A promulgação da Emenda Constitucional nº 132, de 20 de dezembro de 2023, marcou o início de uma transformação profunda na arquitetura fiscal brasileira. Este marco legal promete a transição de um sistema historicamente arcaico, cumulativo e fragmentado para um modelo moderno, alinhado aos padrões internacionais de Tributação sobre o Valor Agregado (IVA).

No cerne dessa reformulação estão dois novos tributos: o Imposto sobre Bens e Serviços (IBS), de competência compartilhada entre Estados e Municípios, e a Contribuição sobre Bens e Serviços (CBS), de competência federal. Ambos foram desenhados sob os princípios da simplicidade, transparência, neutralidade e não cumulatividade plena.
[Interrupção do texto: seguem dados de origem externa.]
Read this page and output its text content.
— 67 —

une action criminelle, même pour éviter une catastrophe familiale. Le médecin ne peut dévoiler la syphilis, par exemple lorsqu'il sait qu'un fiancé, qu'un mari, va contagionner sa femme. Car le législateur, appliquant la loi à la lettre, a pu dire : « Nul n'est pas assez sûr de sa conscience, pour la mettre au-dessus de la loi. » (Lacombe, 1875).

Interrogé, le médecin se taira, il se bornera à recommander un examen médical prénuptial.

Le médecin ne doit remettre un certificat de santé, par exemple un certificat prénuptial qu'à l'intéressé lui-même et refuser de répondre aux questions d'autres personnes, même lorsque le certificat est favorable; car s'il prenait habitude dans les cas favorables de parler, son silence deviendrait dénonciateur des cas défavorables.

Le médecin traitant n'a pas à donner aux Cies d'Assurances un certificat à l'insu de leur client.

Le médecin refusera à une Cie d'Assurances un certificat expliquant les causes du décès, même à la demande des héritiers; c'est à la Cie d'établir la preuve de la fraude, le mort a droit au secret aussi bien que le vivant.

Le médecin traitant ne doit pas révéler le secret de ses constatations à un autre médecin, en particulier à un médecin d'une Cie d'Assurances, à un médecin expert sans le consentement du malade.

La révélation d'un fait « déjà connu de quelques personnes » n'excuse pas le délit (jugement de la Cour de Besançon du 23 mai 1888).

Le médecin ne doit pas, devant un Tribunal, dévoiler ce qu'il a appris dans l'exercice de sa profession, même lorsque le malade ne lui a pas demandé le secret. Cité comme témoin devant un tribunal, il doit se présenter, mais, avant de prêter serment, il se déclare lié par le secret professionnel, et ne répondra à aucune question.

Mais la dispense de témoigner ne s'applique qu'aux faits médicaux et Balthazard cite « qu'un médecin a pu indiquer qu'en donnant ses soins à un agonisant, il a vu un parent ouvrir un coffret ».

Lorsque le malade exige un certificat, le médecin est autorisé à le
Contudo, a implementação prática desse novo modelo, regulamentada pela Lei Complementar nº 214/2025, revela desafios estruturais significativos. O principal deles reside na convivência forçada entre dois regimes tributários diametralmente opostos durante um longo período de transição.
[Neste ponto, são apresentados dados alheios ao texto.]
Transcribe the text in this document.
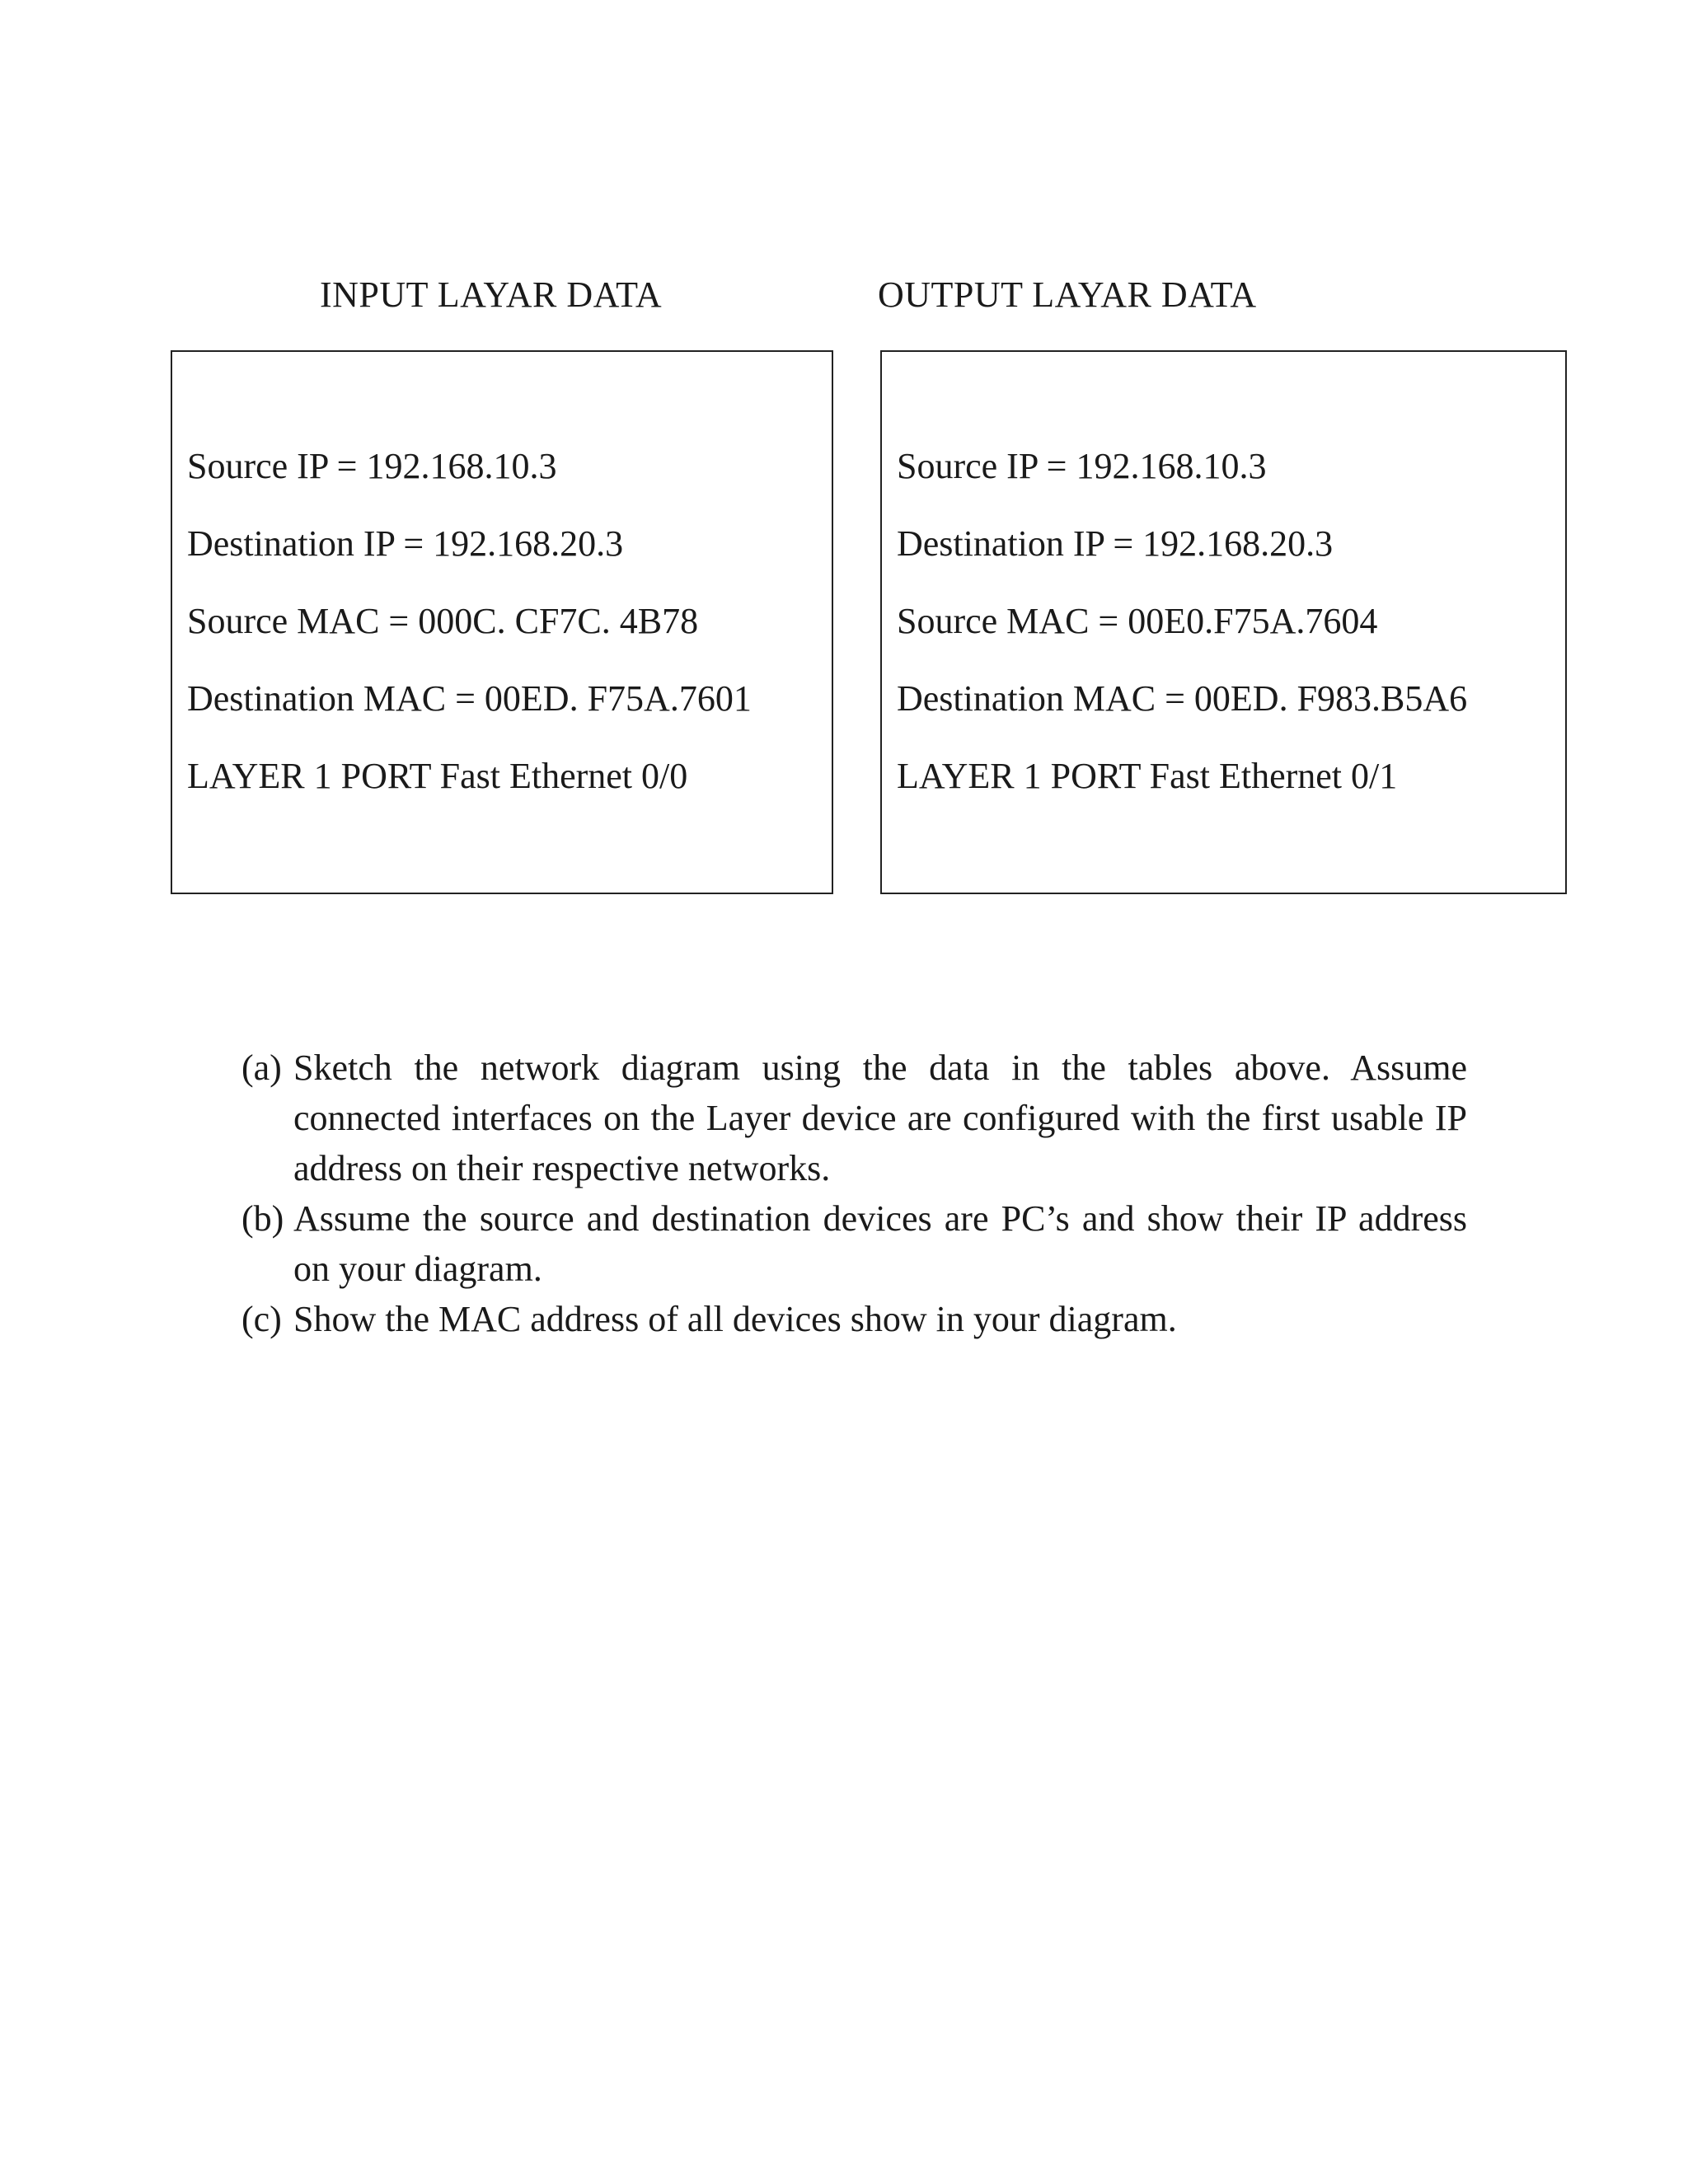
INPUT LAYAR DATA	OUTPUT LAYAR DATA
Source IP = 192.168.10.3
Destination IP = 192.168.20.3
Source MAC = 000C. CF7C. 4B78
Destination MAC = 00ED. F75A.7601
LAYER 1 PORT Fast Ethernet 0/0
Source IP = 192.168.10.3
Destination IP = 192.168.20.3
Source MAC = 00E0.F75A.7604
Destination MAC = 00ED. F983.B5A6
LAYER 1 PORT Fast Ethernet 0/1
(a) Sketch the network diagram using the data in the tables above. Assume connected interfaces on the Layer device are configured with the first usable IP address on their respective networks.
(b) Assume the source and destination devices are PC’s and show their IP address on your diagram.
(c) Show the MAC address of all devices show in your diagram.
A Arquitetura da Transição e o Cronograma

A mudança para o novo sistema não ocorre de forma abrupta. O legislador optou por um processo gradual, onde o sistema que nasce (IBS/CBS) convive com o sistema que morre (ICMS/ISS). Esse período, estipulado entre 2026 e 2032, apresenta fases distintas que geram complexidades operacionais únicas para os contribuintes e para a administração pública:

  • 2026 (Ano Teste): Introdução do IBS à alíquota de 0,1% e da CBS à alíquota de 0,9%, totalizando uma carga de 1%. O objetivo declarado é a calibração dos sistemas tecnológicos e das alíquotas de referência, sem finalidade arrecadatória líquida, uma vez que os valores pagos são compensáveis com o PIS/COFINS.
  • 2027 (Extinção do PIS/COFINS): A CBS entra em vigor plenamente, substituindo as antigas contribuições federais. Simultaneamente, o Imposto sobre Produtos Industrializados (IPI) é reduzido a zero para a maioria dos produtos.
  • 2029 a 2032 (Transição Gradual): Inicia-se a redução progressiva das alíquotas do ICMS e do ISS na proporção de 1/10 por ano, concomitantemente à elevação das alíquotas do IBS, até a extinção completa do antigo regime prevista para 2033.

A Antinomia Estrutural

É neste cenário de sobreposição que emerge uma controvérsia crítica. Enquanto o novo modelo busca a transparência e a não cumulatividade, o antigo sistema ainda opera sob lógicas de "cálculo por dentro" e cumulatividade parcial.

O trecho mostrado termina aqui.